Appellant insists that he did resort to discovery procedures in his 1975 suit and indeed made "ceaseless efforts to discover the truth." 1980 Complaint, ¶ 34. But he gives no details of those efforts and never explains what discovery requests he made in the 1975 lawsuit, nor why those requests failed to unearth TWA's August 1972 letter charging him with selling franchises. Hence he has not adequately alleged that he acted with reasonable diligence in trying to discover the allegedly concealed information.

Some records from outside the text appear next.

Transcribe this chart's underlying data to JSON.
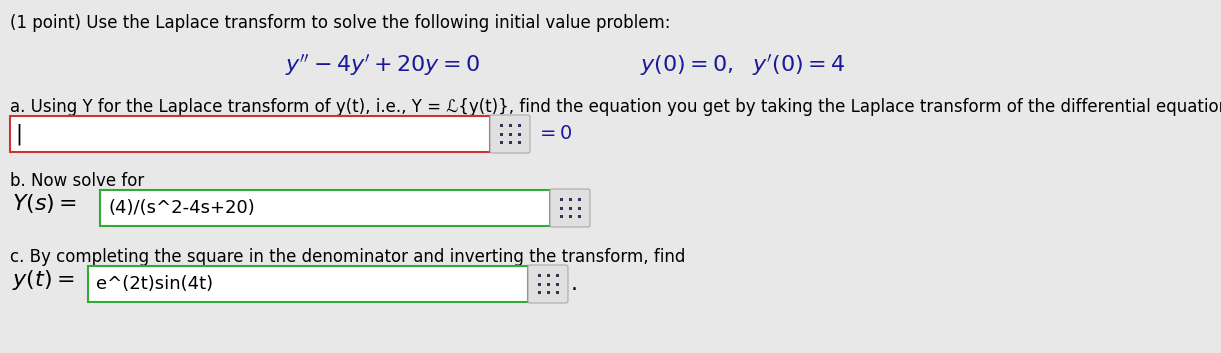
{
  "bg_color": "#e8e8e8",
  "white": "#ffffff",
  "grid_btn_color": "#d8d8d8",
  "title_text": "(1 point) Use the Laplace transform to solve the following initial value problem:",
  "part_a_text": "a. Using Y for the Laplace transform of y(t), i.e., Y = ℒ{y(t)}, find the equation you get by taking the Laplace transform of the differential equation",
  "part_b_text": "b. Now solve for",
  "Ys_label": "$Y(s) =$",
  "Ys_value": "(4)/(s^2-4s+20)",
  "part_c_text": "c. By completing the square in the denominator and inverting the transform, find",
  "yt_label": "$y(t) =$",
  "yt_value": "e^(2t)sin(4t)",
  "input_box_a_color": "#cc3333",
  "input_box_bc_color": "#33aa33",
  "math_color": "#1a1a99",
  "font_size_title": 12,
  "font_size_part": 12,
  "font_size_math": 14,
  "font_size_answer": 12
}
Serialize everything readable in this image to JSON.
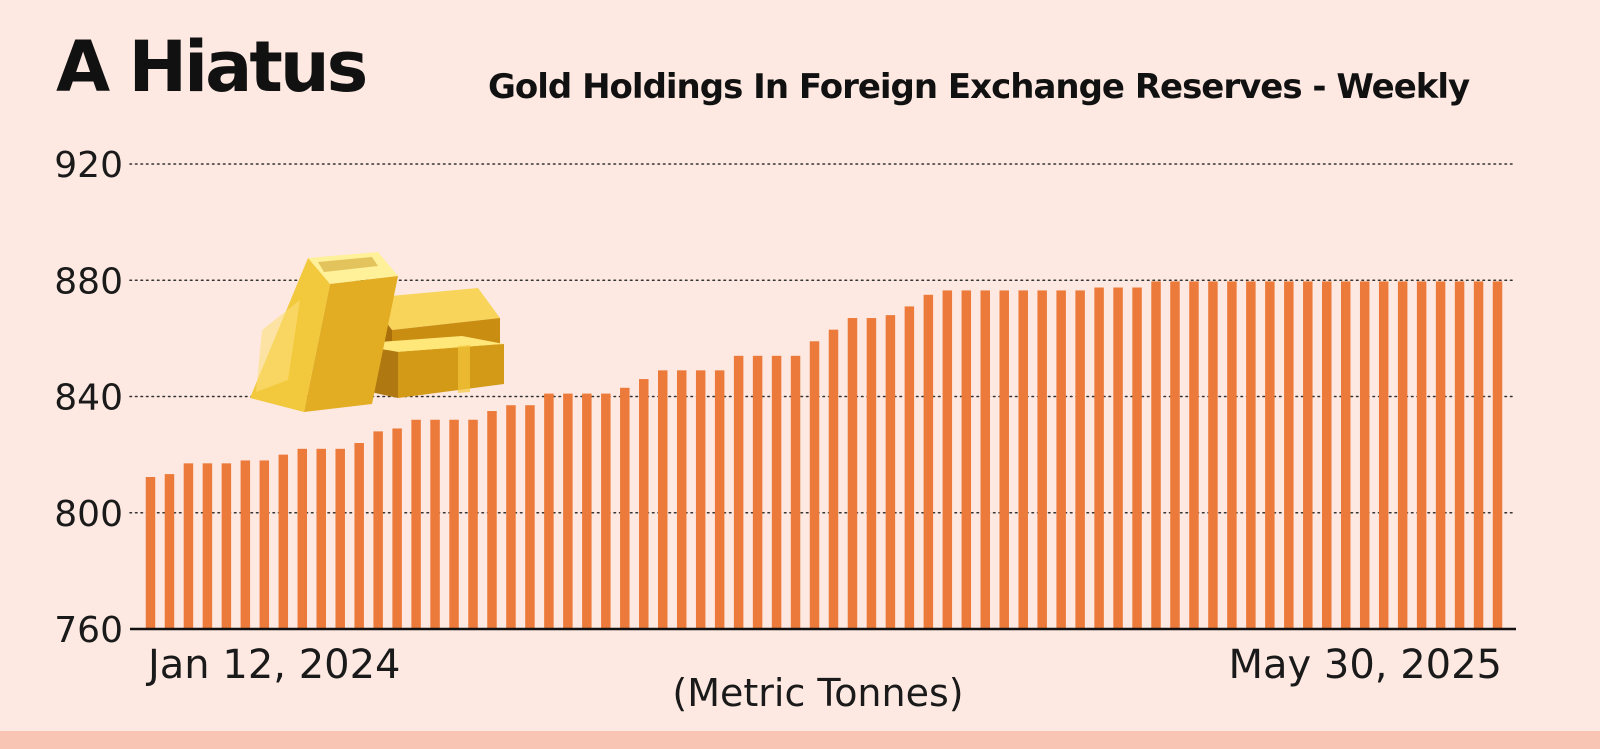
{
  "headline": "A Hiatus",
  "chart_data": {
    "type": "bar",
    "title": "Gold Holdings In Foreign Exchange Reserves - Weekly",
    "unit_label": "(Metric Tonnes)",
    "start_label": "Jan 12, 2024",
    "end_label": "May 30, 2025",
    "frequency": "weekly",
    "ylim": [
      760,
      920
    ],
    "yticks": [
      760,
      800,
      840,
      880,
      920
    ],
    "grid": true,
    "grid_style": "dotted",
    "bar_color": "#ec7a3a",
    "values": [
      812.3,
      813.3,
      817.0,
      817.0,
      817.0,
      818.0,
      818.0,
      820.0,
      822.0,
      822.0,
      822.0,
      824.0,
      828.0,
      829.0,
      832.0,
      832.0,
      832.0,
      832.0,
      835.0,
      837.0,
      837.0,
      841.0,
      841.0,
      841.0,
      841.0,
      843.0,
      846.0,
      849.0,
      849.0,
      849.0,
      849.0,
      854.0,
      854.0,
      854.0,
      854.0,
      859.0,
      863.0,
      867.0,
      867.0,
      868.0,
      871.0,
      875.0,
      876.5,
      876.5,
      876.5,
      876.5,
      876.5,
      876.5,
      876.5,
      876.5,
      877.5,
      877.5,
      877.5,
      879.6,
      879.6,
      879.6,
      879.6,
      879.6,
      879.6,
      879.6,
      879.6,
      879.6,
      879.6,
      879.6,
      879.6,
      879.6,
      879.6,
      879.6,
      879.6,
      879.6,
      879.6,
      879.6
    ]
  }
}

Moreover, the cases in which the fraud exception to res judicata was applied differ crucially from the instant case in that they involve situations where defendant's misconduct prevented plaintiff from knowing, at the time of the first suit, either that he had a certain claim or else the extent of his injury. See, e.g., Christian v. American Home Assurance Co., 577 P.2d 899 (Okl. 1978) (plaintiff discovered cause of action for bad-faith refusal to satisfy his claim only when breach-of-contract case went to jury); United States Rubber Co. v. Lucky Nine, Inc., 159 So.2d 874 (Fla.App. 1964) (defendant's deceitful testimony at the first trial concealed from plaintiff the true amount it was owed); Hyyti v. Smith, 67 N.D. 425, 272 N.W. 747 (1937) (deception by an attorney connected with defendant's law firm kept plaintiff from learning that she could seek compensation for loss of support as well as out-of-pocket expenses in her wrongful death action). Here, however, appellant knew when he brought his original suit that he had a claim against TWA for attempting to block his license agreement with Montgomery Ward by having ATC and IATA disapprove it. That was the gist of Count Two of the 1975 complaint. And he knew what injury TWA had allegedly inflicted on him: loss of the opportunity to open branch offices in the Ward stores. Thus even if defendant's May 1973 letter can be termed "fraudulent," it did not prevent appellant from realizing what cause of action he had against TWA nor what his damages were.
Thus, the district court properly concluded that the instant lawsuit is barred by res judicata. Appellant has not shown the existence of any "fraudulent concealment", even if such a showing would permit him to avoid the bar of res judicata.